What are ‘mystical states of consciousness’?  William James talks about ‘consciousness of illumination’ as being the essential property of them. (p. 408n).  ‘We feel them as reconciling, unifying states.’ (p.416)  He proposes four marks which can justify an experience as being mystical.

Ineffability. The person talking about such experiences may say that they defy expression.  They are ‘more like states of feeling than states of the intellect’.

Noetic quality. To those that experience them they also seem to be states of knowledge.

Transiency.  Such states cannot be sustained for long… Half and hour or at most an hour or two seems to be the limit beyond which they fade into the light of common day.

Passivity.  Once the characteristic sort of consciousness has set in, the (person) feels as if his own will were in abeyance, and indeed sometimes as if he were grasped and held by a superior power.  (pp. 380-381) 

b) Cosmic Consciousness

Such experiences are instances of a sort of ‘cosmic consciousness’ which overtakes some people.

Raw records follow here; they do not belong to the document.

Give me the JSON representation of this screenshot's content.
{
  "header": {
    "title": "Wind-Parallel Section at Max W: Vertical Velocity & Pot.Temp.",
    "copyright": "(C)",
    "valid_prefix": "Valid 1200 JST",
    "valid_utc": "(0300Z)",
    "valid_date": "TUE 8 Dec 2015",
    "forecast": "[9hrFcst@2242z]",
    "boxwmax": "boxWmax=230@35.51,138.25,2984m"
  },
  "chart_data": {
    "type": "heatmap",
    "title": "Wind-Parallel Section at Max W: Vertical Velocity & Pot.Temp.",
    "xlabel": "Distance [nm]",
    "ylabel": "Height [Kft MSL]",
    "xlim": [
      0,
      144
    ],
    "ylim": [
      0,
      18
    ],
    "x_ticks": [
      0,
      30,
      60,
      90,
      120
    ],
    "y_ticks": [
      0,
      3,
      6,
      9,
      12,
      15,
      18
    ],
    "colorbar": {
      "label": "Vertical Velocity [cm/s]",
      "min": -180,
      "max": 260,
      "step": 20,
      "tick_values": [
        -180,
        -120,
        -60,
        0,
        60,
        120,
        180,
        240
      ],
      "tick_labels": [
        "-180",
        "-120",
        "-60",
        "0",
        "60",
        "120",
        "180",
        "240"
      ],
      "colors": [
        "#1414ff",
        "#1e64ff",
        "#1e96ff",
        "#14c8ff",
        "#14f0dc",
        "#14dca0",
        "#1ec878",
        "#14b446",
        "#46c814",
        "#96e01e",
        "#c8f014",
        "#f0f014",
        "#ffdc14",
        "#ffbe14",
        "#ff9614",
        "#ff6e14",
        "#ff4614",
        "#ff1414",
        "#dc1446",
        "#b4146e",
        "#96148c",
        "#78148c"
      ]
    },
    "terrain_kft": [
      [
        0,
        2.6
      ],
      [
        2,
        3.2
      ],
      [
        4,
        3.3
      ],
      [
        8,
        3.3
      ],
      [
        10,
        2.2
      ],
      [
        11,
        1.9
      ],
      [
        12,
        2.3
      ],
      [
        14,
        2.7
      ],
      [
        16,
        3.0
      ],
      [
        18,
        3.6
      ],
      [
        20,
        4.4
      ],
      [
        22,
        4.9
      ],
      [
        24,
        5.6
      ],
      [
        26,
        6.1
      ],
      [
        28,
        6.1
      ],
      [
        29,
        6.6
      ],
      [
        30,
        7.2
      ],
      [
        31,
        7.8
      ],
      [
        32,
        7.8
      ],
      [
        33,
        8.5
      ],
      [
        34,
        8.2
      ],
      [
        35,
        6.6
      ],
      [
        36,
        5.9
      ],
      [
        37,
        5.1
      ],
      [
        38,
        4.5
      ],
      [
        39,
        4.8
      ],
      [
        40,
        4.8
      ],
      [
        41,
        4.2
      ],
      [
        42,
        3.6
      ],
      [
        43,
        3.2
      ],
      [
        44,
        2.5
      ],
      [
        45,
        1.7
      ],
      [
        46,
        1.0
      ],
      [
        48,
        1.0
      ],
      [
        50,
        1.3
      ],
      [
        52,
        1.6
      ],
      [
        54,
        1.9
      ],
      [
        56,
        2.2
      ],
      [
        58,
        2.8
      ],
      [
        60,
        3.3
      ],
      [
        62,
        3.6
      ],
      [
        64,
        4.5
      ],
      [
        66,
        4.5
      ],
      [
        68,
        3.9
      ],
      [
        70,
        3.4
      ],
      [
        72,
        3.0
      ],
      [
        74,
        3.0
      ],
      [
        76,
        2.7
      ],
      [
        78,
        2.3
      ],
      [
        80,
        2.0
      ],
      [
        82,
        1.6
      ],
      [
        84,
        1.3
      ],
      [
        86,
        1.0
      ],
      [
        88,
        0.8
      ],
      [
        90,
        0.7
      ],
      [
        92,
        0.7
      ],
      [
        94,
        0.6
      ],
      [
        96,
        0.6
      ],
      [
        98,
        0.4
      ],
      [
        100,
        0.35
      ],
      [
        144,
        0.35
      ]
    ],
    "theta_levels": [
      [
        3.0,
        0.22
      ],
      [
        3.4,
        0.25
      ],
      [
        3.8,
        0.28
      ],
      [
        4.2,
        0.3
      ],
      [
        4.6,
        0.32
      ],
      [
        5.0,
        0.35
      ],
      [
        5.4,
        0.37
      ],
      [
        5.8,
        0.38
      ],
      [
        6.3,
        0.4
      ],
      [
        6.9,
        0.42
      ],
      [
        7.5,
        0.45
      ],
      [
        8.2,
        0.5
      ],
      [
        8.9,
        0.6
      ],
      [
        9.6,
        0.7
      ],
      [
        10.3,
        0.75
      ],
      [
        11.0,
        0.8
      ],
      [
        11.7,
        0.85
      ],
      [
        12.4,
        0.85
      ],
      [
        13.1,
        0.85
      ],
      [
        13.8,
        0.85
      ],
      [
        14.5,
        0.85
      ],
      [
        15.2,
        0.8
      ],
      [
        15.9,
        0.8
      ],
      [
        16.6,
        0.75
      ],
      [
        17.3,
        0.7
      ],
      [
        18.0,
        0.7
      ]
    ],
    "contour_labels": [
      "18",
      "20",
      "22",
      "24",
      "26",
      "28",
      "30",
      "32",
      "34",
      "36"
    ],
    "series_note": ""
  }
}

‘An officer in our police force told me that many times when off duty, and on his way home in the evening, there comes to him such a vivid and vital realisation of his oneness with this Infinite Power, and this Spirit of Infinite Peace so takes hold of and so fills him, that it seems as if his feet could hardly keep to the pavement, so buoyant and so exhilarated does he become by reason of this inflowing tide.’  (p. 393)

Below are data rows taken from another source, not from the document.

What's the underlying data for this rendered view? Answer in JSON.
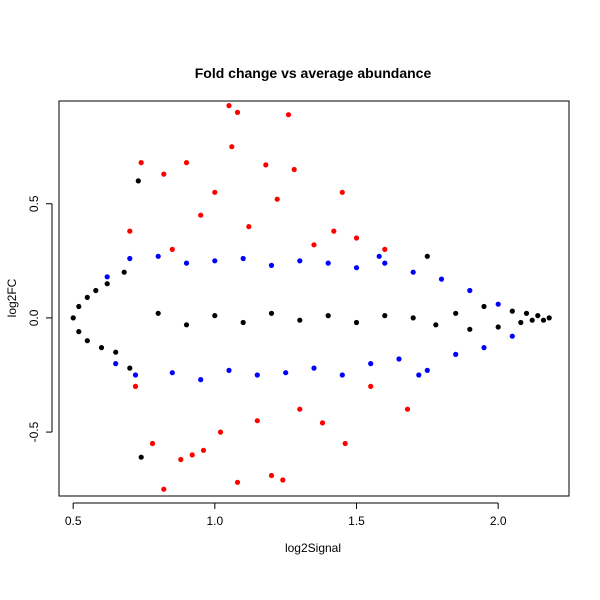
{
  "chart_data": {
    "type": "scatter",
    "title": "Fold change vs average abundance",
    "xlabel": "log2Signal",
    "ylabel": "log2FC",
    "xlim": [
      0.45,
      2.25
    ],
    "ylim": [
      -0.78,
      0.95
    ],
    "x_ticks": [
      0.5,
      1.0,
      1.5,
      2.0
    ],
    "x_tick_labels": [
      "0.5",
      "1.0",
      "1.5",
      "2.0"
    ],
    "y_ticks": [
      -0.5,
      0.0,
      0.5
    ],
    "y_tick_labels": [
      "-0.5",
      "0.0",
      "0.5"
    ],
    "grid": false,
    "legend": "none",
    "series": [
      {
        "color": "#000000",
        "points": [
          [
            0.5,
            0.0
          ],
          [
            0.52,
            0.05
          ],
          [
            0.52,
            -0.06
          ],
          [
            0.55,
            0.09
          ],
          [
            0.55,
            -0.1
          ],
          [
            0.58,
            0.12
          ],
          [
            0.6,
            -0.13
          ],
          [
            0.62,
            0.15
          ],
          [
            0.65,
            -0.15
          ],
          [
            0.68,
            0.2
          ],
          [
            0.7,
            -0.22
          ],
          [
            0.73,
            0.6
          ],
          [
            0.74,
            -0.61
          ],
          [
            0.8,
            0.02
          ],
          [
            0.9,
            -0.03
          ],
          [
            1.0,
            0.01
          ],
          [
            1.1,
            -0.02
          ],
          [
            1.2,
            0.02
          ],
          [
            1.3,
            -0.01
          ],
          [
            1.4,
            0.01
          ],
          [
            1.5,
            -0.02
          ],
          [
            1.6,
            0.01
          ],
          [
            1.7,
            0.0
          ],
          [
            1.75,
            0.27
          ],
          [
            1.78,
            -0.03
          ],
          [
            1.85,
            0.02
          ],
          [
            1.9,
            -0.05
          ],
          [
            1.95,
            0.05
          ],
          [
            2.0,
            -0.04
          ],
          [
            2.05,
            0.03
          ],
          [
            2.08,
            -0.02
          ],
          [
            2.1,
            0.02
          ],
          [
            2.12,
            -0.01
          ],
          [
            2.14,
            0.01
          ],
          [
            2.16,
            -0.01
          ],
          [
            2.18,
            0.0
          ]
        ]
      },
      {
        "color": "#0000ff",
        "points": [
          [
            0.62,
            0.18
          ],
          [
            0.65,
            -0.2
          ],
          [
            0.7,
            0.26
          ],
          [
            0.72,
            -0.25
          ],
          [
            0.8,
            0.27
          ],
          [
            0.85,
            -0.24
          ],
          [
            0.9,
            0.24
          ],
          [
            0.95,
            -0.27
          ],
          [
            1.0,
            0.25
          ],
          [
            1.05,
            -0.23
          ],
          [
            1.1,
            0.26
          ],
          [
            1.15,
            -0.25
          ],
          [
            1.2,
            0.23
          ],
          [
            1.25,
            -0.24
          ],
          [
            1.3,
            0.25
          ],
          [
            1.35,
            -0.22
          ],
          [
            1.4,
            0.24
          ],
          [
            1.45,
            -0.25
          ],
          [
            1.5,
            0.22
          ],
          [
            1.55,
            -0.2
          ],
          [
            1.6,
            0.24
          ],
          [
            1.65,
            -0.18
          ],
          [
            1.7,
            0.2
          ],
          [
            1.75,
            -0.23
          ],
          [
            1.8,
            0.17
          ],
          [
            1.85,
            -0.16
          ],
          [
            1.9,
            0.12
          ],
          [
            1.95,
            -0.13
          ],
          [
            2.0,
            0.06
          ],
          [
            2.05,
            -0.08
          ],
          [
            1.58,
            0.27
          ],
          [
            1.72,
            -0.25
          ]
        ]
      },
      {
        "color": "#ff0000",
        "points": [
          [
            0.74,
            0.68
          ],
          [
            0.78,
            -0.55
          ],
          [
            0.82,
            0.63
          ],
          [
            0.82,
            -0.75
          ],
          [
            0.85,
            0.3
          ],
          [
            0.88,
            -0.62
          ],
          [
            0.9,
            0.68
          ],
          [
            0.92,
            -0.6
          ],
          [
            0.95,
            0.45
          ],
          [
            0.96,
            -0.58
          ],
          [
            1.0,
            0.55
          ],
          [
            1.02,
            -0.5
          ],
          [
            1.05,
            0.93
          ],
          [
            1.06,
            0.75
          ],
          [
            1.08,
            0.9
          ],
          [
            1.08,
            -0.72
          ],
          [
            1.12,
            0.4
          ],
          [
            1.15,
            -0.45
          ],
          [
            1.18,
            0.67
          ],
          [
            1.2,
            -0.69
          ],
          [
            1.22,
            0.52
          ],
          [
            1.24,
            -0.71
          ],
          [
            1.26,
            0.89
          ],
          [
            1.28,
            0.65
          ],
          [
            1.3,
            -0.4
          ],
          [
            1.35,
            0.32
          ],
          [
            1.38,
            -0.46
          ],
          [
            1.42,
            0.38
          ],
          [
            1.45,
            0.55
          ],
          [
            1.46,
            -0.55
          ],
          [
            1.5,
            0.35
          ],
          [
            1.55,
            -0.3
          ],
          [
            1.6,
            0.3
          ],
          [
            1.68,
            -0.4
          ],
          [
            0.7,
            0.38
          ],
          [
            0.72,
            -0.3
          ]
        ]
      }
    ]
  }
}
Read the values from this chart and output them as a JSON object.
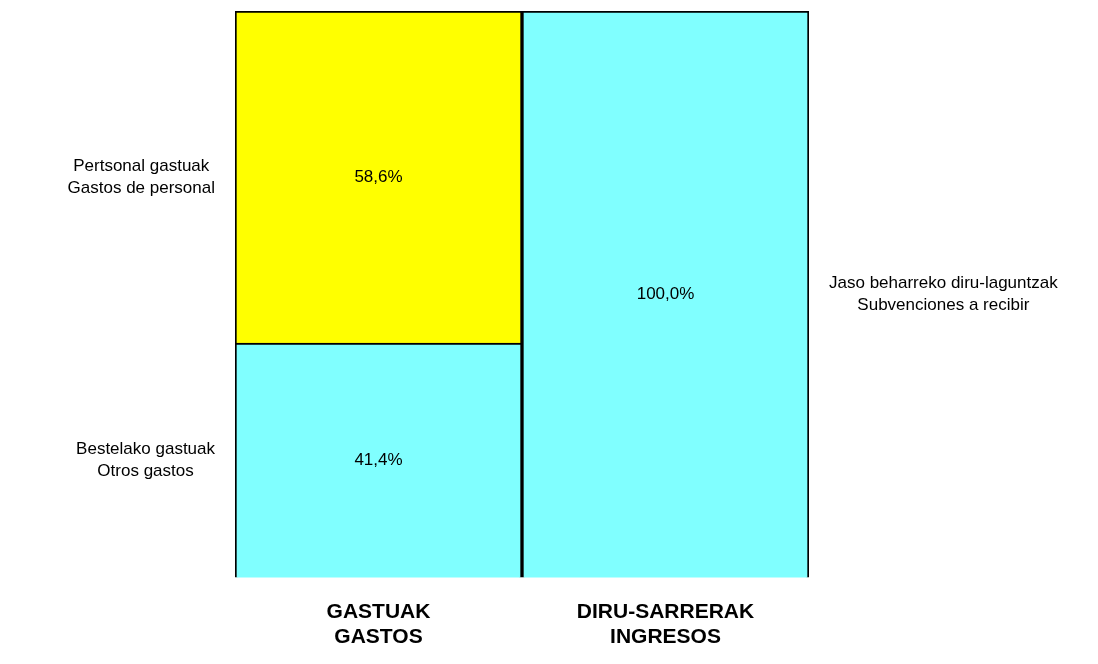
{
  "chart_data": {
    "type": "bar",
    "stacked": true,
    "categories": [
      "GASTUAK\nGASTOS",
      "DIRU-SARRERAK\nINGRESOS"
    ],
    "ylim": [
      0,
      100
    ],
    "tick_labels": "x",
    "series": [
      {
        "name": "Bestelako gastuak\nOtros gastos",
        "color": "#80ffff",
        "values": [
          41.4,
          null
        ],
        "value_labels": [
          "41,4%",
          null
        ]
      },
      {
        "name": "Pertsonal gastuak\nGastos de personal",
        "color": "#ffff00",
        "values": [
          58.6,
          null
        ],
        "value_labels": [
          "58,6%",
          null
        ]
      },
      {
        "name": "Jaso beharreko diru-laguntzak\nSubvenciones a recibir",
        "color": "#80ffff",
        "values": [
          null,
          100
        ],
        "value_labels": [
          null,
          "100,0%"
        ]
      }
    ]
  }
}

“I had a long drive in a hansom to my lodging…. All at once, without warning of any kind, I found myself wrapped in  flame-coloured cloud… There came upon me a sense of exultation, of immense joyousness… I saw that the universe is not composed of dead matter, but is, on the contrary, a living Presence… I saw that all men are immortal,.. that all things work together for the good of each and all…”  (p. 399, quoting Bucke: ‘Cosmic Consciousness’)

c) Other Religions

Similar experiences are encountered in other faiths.

The Hindu Swami Vivekananda  (1863 – 1902) wrote, “All the different steps in yoga are intended to bring us scientifically to the superconscious state or samadhi..”

Buddhists have the special word ‘dhyana’ for higher stages of contemplation.  These continue until one reaches ‘the end of both idea and perception…’

In Islam it is Sufism which possesses the mystical tradition.  The 11th century (C.E.) Persian philosopher Al-Ghazzali wrote, “The Science of the Sufis aims at detaching the heart from all that is not God, and at giving to it the sole occupation of the meditation of the divine being.’  (p.402)

d)   What kind of truth?

Are such mystical states convincing evidence of a super-sensory realm?  William James makes three points:

1 ‘Mystical states … usually are absolutely authoritative over the individuals to whom they come’

2 ‘Those who stand outside (have no duty) to accept there revelations uncritically.’

3 ‘Non-mystical or rational consciousness, based upon the understanding and the senses alone, (are shown to be) only one kind of consciousness.  (Mystical experiences) open out the possibility of other orders of truth.’ (p. 422-423)

A CONCLUSION

What does this discussion about conversion and mystical experiences signify in today’s world? 

In May 2023 I met Sabine, a pastor in east London, at St Mellitus’ College.  We walked to Earls Court station talking about the questions that were in people’s mind in the past like, ‘Is is true?’  She commented that young people came into her church with one simple question, ‘What’s in it for me?’  This sounds merely selfish.  But it actually expresses a quest for something personal, something that can change their lives.  The message of conversion and mystical experience relates directly to this desire.  Perhaps this is what will survive of the church after the current crisis.